Renaud Barbaras, Le Désir et la Distance (1999)
B. Spinoza - Le désir est affirmation de soi
« Toute chose s'efforce - autant qu'il est en son pouvoir - de persévérer dans son être. […] Cet effort, quand il se rapporte exclusivement à l'âme, s'appelle volonté ; mais quand il se rapporte à l'âme et au corps tout ensemble, il se nomme appétit.
L'appétit n'est donc que l'essence même de l'homme, de laquelle découlent nécessairement toutes les modifications qui servent à sa conservation, de telle sorte que l'homme est déterminé à les produire. De plus, entre l'appétit et le désir il n'y a aucune différence, si ce n'est que le désir se rapporte […] à l'homme, en tant qu'il a conscience de son appétit ; et c'est pourquoi on le peut définir de la sorte : Le désir, c'est l'appétit avec conscience de lui-même. »
Baruch Spinoza, Éthique (1675)
Platon - Le Désir est un manque
- « Essaie donc aussi, reprit Socrate, à propos de l’Amour, de nous dire s’il est l’amour de quelque chose ou de rien.
– Il est certainement l’amour de quelque chose.
– Garde donc dans ta mémoire, dit Socrate, de quoi il est amour, et réponds seulement à ceci : l’Amour désire-t-il ou non l’objet dont il est amour ?
- Il le désire, répondit-il.
- Mais, reprit Socrate, quand il désire et aime, a-t-il ce qu’il désire et aime, ou ne l’a-t-il pas ?
- Vraisemblablement il ne l’a pas, dit Agathon.
- Vois, continua Socrate, si, au lieu de vraisemblablement, il ne faut pas dire nécessairement que celui qui désire désire une chose qui lui manque et ne désire pas ce qui ne lui manque pas. Pour ma part, c’est merveille comme je trouve cela nécessaire, et toi ?
- Moi aussi, dit Agathon.
- Fort bien. Donc un homme qui est grand ne saurait vouloir être grand, ni un homme qui est fort être fort ?
- C’est impossible, d’après ce dont nous sommes convenus.

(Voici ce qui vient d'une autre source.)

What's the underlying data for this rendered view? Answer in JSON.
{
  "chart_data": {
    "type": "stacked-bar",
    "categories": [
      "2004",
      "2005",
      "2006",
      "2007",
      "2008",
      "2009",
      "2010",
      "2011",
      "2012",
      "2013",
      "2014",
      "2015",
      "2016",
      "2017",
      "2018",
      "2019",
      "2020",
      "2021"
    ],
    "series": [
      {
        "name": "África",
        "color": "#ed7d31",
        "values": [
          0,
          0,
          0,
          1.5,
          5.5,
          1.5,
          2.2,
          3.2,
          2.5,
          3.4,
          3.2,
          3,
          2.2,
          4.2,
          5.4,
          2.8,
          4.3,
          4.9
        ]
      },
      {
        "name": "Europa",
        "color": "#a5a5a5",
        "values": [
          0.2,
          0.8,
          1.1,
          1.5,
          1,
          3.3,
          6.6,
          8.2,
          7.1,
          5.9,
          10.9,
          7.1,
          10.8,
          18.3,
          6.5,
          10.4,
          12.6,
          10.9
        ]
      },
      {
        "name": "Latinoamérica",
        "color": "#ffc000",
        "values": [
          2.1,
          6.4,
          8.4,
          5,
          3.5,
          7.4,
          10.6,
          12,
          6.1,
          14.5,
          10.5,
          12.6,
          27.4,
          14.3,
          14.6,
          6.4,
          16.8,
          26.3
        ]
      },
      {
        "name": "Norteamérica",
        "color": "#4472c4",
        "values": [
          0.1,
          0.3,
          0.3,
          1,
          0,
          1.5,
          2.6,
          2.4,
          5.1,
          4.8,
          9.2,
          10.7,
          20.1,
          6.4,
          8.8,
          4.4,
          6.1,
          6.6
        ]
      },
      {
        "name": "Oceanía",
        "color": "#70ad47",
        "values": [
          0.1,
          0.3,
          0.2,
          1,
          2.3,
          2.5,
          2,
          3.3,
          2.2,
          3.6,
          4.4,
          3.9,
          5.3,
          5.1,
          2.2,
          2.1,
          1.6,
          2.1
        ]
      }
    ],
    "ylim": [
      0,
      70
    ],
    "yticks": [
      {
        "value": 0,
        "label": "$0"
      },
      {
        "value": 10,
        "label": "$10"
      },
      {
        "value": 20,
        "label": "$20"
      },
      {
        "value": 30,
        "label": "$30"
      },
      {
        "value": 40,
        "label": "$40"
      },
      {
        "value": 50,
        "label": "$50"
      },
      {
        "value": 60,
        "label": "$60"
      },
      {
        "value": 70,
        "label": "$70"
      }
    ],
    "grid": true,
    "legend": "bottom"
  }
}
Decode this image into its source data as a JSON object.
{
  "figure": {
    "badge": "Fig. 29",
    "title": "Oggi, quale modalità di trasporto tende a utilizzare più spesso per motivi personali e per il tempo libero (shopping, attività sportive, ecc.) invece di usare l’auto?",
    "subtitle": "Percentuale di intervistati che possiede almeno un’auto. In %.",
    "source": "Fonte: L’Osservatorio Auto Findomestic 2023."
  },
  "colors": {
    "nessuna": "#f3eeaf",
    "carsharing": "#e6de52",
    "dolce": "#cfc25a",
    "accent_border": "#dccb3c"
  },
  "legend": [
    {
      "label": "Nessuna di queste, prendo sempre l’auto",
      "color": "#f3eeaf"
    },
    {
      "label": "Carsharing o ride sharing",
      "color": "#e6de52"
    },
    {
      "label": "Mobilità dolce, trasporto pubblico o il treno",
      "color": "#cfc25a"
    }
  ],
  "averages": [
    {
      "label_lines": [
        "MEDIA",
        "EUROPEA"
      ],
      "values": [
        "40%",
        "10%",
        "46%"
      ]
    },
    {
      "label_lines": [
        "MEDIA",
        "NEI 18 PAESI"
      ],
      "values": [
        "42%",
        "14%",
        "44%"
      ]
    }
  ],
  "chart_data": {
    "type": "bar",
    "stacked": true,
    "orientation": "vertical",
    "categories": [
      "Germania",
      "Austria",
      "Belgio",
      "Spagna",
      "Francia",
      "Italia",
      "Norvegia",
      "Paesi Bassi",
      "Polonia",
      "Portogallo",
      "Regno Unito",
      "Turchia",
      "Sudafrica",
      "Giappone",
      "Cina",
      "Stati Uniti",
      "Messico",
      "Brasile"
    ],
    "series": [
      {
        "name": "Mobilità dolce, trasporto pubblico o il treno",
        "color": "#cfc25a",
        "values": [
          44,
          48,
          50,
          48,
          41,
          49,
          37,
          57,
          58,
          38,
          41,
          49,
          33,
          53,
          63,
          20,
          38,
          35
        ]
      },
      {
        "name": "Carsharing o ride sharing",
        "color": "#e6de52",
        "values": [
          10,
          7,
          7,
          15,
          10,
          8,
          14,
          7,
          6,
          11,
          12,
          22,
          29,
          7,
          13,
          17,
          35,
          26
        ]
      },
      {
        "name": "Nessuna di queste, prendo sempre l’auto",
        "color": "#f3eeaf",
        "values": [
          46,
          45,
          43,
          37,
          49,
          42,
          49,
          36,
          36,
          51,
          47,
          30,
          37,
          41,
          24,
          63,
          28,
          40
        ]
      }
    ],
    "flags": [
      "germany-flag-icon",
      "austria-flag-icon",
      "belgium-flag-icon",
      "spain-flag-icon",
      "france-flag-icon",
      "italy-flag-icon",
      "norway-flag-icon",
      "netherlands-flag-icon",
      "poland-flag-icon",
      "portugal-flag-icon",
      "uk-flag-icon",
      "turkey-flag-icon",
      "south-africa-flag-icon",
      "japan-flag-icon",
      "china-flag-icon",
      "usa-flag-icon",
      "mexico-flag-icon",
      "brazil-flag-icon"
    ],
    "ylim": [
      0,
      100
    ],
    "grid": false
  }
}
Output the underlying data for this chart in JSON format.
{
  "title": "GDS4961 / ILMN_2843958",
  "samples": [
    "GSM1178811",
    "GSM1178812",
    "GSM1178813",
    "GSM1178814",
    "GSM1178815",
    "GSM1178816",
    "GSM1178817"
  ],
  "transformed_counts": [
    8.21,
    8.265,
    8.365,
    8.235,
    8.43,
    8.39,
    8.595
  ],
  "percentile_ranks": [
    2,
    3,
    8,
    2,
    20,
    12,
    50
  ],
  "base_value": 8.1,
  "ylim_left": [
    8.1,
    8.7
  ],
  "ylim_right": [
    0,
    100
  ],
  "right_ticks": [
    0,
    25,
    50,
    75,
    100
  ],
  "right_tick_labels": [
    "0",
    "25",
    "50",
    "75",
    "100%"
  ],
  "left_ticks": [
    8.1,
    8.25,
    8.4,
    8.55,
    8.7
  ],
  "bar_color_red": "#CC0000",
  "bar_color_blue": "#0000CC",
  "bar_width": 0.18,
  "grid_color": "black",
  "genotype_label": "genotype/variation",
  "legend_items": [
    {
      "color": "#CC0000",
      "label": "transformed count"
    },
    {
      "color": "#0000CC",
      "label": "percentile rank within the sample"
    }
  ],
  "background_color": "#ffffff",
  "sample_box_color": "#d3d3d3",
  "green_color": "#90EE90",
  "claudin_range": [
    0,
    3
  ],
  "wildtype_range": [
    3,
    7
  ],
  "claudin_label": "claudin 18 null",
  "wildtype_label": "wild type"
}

- En effet, étant ce qu’il est, il ne saurait avoir besoin de le devenir.
- C’est vrai.
- Si en effet, reprit Socrate, [...] quelqu’un soutenait qu’étant en bonne santé il désire être en bonne santé, qu’étant riche il désire être riche et qu’il désire les biens mêmes qu’il possède, nous lui répondrions : Toi, l’ami, qui jouis de la richesse, de la santé, de la force, tu veux jouir de ces biens pour l’avenir aussi, puisque dans le moment présent, que tu le veuilles ou non, tu les possèdes. Vois donc, quand tu prétends désirer ce tu as, si tu ne veux pas précisément dire : je veux posséder aussi dans l’avenir les biens que je possède maintenant. Il en tomberait d’accord, n’est-ce pas ?
- Je le pense comme toi, dit Agathon.
Socrate reprit : N’est-ce pas aimer une chose dont on ne dispose pas encore, et qu’on n’a pas, que de souhaiter pour l’avenir la continuation de la possession présente ?
- Assurément, dit Agathon.
- Cet homme donc, comme tous ceux qui désirent, désire ce qui n’est pas actuel ni présent ; ce qu’on n’a pas, ce qu’on n’est pas, ce dont on manque, voilà les objets du désir et de l’amour ».